Apprehension

by youcouldmakealife



Series: Impaired Judgment (and other excuses) [126]
Category: Original Work
Genre: M/M, YCMAL 'verse
Language: English
Status: Completed
Published: 2020-12-01
Updated: 2020-12-01
Packaged: 2021-03-09 23:06:51
Rating: Teen And Up Audiences
Warnings: No Archive Warnings Apply
Chapters: 1
Words: 2,352
Publisher: archiveofourown.org
Story URL: https://archiveofourown.org/works/27824230
Author URL: https://archiveofourown.org/users/youcouldmakealife/pseuds/youcouldmakealife
Summary: “You played really well tonight,” Jared says. “You’ve been on fire lately.”Bryce laughs. “Why are you saying that bitchily?” he asks.
Relationships: OMC/OMC
Series: Impaired Judgment (and other excuses) [126]
Series URL: https://archiveofourown.org/series/849798
Comments: 10
Kudos: 305





	Apprehension

If the Flames make the playoffs, it’s thanks to Bryce.
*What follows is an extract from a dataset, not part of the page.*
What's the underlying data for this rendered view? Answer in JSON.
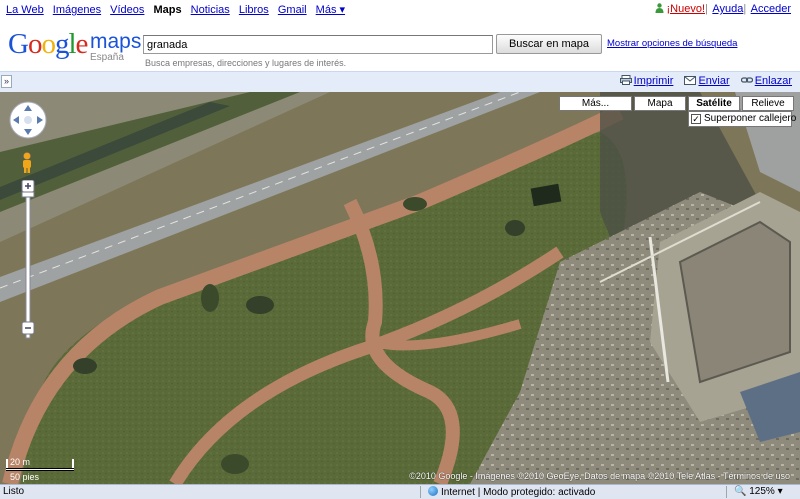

If the Flames play the Canucks, it’s Bryce’s fault. He’s playing like it’s his responsibility to single-handedly drag his team into the playoffs, and it’s working. The Flames take the eighth spot from the Jets, build on the lead, and with two games left in the season, they’ve pretty much cemented things as long as they get two points. If they win both and the Golden Seals lose in any form in their one final game, they’re heading to Vancouver. Jared’s not worried, but only because ‘worried’ doesn’t feel like a strong enough descriptor.

The Flames win their next game, and with that, they’re in. Bryce calls him exuberant and tipsy a few hours after it wraps up as he’s walking home from the bar — none of them are staying out too late, not when they’re flying out the next morning, but some celebration has been had.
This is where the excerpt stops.